The only consequence of the hubbub was the vexatious one that Marx was overwhelmed with correspondence, and with proffered contributions, from Berlin, “scrawls weighty with plans for a world revolution but empty of ideas, clumsily written, and tinged with a certain amount of atheism and communism (which the writers have never studied).” He would have nothing to do with all this. “I insisted on the need for less vague argument, pretentious phraseology, and self-satisfied contemplation of one’s own image in the mirror; and upon the need for more definiteness, more concern with concrete actualities, more accurate knowledge of the matters in hand. I declared that I regarded it as inappropriate, not to say immoral, to smuggle socialist and communist dogmas—a new outlook on the world—into casual columns of dramatic criticism; and I said that if communism was to be discussed it must be discussed in a very different and far more thorough fashion.” If the members of the Society of the Free thereupon rejoined that it was time for the “Rheinische Zeitung” to exchange halfhearted dallying for earnest endeavour, this did not seem to Marx sufficient reason for doing anything foolhardy; but it was made evident to him as a logical necessity that he must devote himself to a thorough study of the problem of socialism.
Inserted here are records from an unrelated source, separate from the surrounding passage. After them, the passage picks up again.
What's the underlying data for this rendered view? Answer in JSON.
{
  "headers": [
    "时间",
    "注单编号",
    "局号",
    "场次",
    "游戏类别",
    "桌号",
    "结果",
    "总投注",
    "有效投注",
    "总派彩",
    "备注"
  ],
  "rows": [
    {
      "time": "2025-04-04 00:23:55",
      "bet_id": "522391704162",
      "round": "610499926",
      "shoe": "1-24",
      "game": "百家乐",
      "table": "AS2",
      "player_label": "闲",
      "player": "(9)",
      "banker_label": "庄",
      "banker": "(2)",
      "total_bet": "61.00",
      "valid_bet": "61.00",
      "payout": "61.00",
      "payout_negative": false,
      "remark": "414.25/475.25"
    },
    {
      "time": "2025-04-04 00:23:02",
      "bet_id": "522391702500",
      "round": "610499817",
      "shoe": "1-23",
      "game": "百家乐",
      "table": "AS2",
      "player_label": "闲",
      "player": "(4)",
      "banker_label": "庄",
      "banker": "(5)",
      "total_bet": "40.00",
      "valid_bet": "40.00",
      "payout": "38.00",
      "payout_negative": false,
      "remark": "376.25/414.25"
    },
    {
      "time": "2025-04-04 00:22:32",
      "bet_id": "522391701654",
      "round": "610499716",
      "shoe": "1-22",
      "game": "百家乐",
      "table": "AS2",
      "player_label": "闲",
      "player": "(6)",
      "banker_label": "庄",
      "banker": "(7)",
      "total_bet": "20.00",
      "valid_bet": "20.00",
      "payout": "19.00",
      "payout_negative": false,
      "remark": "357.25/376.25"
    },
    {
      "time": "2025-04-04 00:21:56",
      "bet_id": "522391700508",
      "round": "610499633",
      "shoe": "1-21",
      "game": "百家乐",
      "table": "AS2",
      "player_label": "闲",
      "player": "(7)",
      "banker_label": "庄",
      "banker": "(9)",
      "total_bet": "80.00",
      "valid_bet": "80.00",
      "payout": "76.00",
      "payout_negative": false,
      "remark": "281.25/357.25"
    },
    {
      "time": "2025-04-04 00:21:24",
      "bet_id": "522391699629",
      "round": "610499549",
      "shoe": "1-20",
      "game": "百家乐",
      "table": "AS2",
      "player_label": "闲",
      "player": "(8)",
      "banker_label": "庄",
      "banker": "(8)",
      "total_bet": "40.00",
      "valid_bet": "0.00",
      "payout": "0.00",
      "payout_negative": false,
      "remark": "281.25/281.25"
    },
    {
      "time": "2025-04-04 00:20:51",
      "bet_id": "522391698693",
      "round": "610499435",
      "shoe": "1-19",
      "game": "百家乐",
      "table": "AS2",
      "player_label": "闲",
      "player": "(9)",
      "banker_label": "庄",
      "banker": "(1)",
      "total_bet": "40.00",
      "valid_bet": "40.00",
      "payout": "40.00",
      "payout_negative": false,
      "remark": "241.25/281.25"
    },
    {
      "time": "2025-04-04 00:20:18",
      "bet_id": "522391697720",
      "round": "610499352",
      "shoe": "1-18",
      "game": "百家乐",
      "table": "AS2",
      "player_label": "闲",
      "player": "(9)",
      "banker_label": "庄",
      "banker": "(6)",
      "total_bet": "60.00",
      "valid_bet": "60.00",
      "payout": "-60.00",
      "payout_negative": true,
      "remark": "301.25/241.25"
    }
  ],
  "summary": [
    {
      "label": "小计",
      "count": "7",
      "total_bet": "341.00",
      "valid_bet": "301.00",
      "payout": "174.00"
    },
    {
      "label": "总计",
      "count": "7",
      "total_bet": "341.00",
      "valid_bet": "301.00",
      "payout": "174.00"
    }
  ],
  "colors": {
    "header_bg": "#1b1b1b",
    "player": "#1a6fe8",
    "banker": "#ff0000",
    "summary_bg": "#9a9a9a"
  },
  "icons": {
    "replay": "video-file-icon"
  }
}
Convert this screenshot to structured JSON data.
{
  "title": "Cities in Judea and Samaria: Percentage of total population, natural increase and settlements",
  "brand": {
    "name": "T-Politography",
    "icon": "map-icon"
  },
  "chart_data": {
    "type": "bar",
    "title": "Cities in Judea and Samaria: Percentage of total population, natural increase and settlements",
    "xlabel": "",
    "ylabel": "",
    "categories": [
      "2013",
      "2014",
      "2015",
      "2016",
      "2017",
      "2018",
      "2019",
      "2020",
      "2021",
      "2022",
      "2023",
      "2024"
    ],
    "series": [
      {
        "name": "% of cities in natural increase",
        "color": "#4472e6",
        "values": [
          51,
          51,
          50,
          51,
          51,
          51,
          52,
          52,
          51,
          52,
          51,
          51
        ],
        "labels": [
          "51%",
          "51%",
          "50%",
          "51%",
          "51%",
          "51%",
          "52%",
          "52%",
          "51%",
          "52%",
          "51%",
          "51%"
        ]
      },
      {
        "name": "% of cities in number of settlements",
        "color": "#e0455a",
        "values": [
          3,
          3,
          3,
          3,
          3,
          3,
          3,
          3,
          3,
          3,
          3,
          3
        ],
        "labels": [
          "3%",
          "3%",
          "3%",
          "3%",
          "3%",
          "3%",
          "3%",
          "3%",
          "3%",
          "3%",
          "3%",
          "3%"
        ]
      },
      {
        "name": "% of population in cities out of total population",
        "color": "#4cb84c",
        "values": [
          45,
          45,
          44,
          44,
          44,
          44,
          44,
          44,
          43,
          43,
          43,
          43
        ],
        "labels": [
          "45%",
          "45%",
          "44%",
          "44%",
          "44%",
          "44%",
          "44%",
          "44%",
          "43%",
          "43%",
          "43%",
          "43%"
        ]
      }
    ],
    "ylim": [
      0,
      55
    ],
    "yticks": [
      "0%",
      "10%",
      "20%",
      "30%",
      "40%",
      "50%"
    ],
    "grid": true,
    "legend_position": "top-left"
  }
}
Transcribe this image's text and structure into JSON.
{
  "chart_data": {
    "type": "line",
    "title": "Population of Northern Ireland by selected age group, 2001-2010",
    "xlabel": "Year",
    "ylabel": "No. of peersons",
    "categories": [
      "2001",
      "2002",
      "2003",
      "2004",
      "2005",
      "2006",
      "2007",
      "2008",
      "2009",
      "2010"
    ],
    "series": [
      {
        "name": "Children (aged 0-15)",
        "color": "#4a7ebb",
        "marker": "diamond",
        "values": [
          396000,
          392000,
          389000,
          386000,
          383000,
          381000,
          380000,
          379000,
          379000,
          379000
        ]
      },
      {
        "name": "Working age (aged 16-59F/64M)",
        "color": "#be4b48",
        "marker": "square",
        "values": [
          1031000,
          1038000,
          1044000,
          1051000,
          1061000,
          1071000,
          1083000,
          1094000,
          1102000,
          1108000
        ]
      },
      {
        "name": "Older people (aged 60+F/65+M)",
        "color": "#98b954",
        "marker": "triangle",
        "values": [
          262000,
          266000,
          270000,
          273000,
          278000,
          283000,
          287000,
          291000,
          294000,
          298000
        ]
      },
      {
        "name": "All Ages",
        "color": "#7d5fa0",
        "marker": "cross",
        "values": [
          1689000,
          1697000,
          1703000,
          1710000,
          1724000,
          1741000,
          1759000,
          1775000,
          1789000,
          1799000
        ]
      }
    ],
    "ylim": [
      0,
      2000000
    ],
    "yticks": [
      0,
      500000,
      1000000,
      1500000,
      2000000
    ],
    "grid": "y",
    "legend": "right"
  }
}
The censorship, apparently, wished to give him a push in this direction. The “Rheinische” was harried more and more as its circulation increased, and as it gained prestige and influence. At length, by a decision of the ministerial council in Berlin, adopted in the king’s presence and perhaps at the king’s instigation, an order for the suppression of the paper was issued on January 21, 1843.
The protests and petitions of the shareholders were of no avail. The utmost the authorities would grant was a postponement of the suppression until the end of the quarter. On March 17th, Marx retired from the staff. Thereupon he breathed more freely, since for a long time, as he wrote to Ruge, he had been “weary of hypocrisy, stupidity, the rough handling of authority, and our own smirking, bowing, scraping, and quibbling.”
The government had “set him free.” What was the best use he could make of this regained freedom? What could he do better than devote himself wholeheartedly to the study of socialism?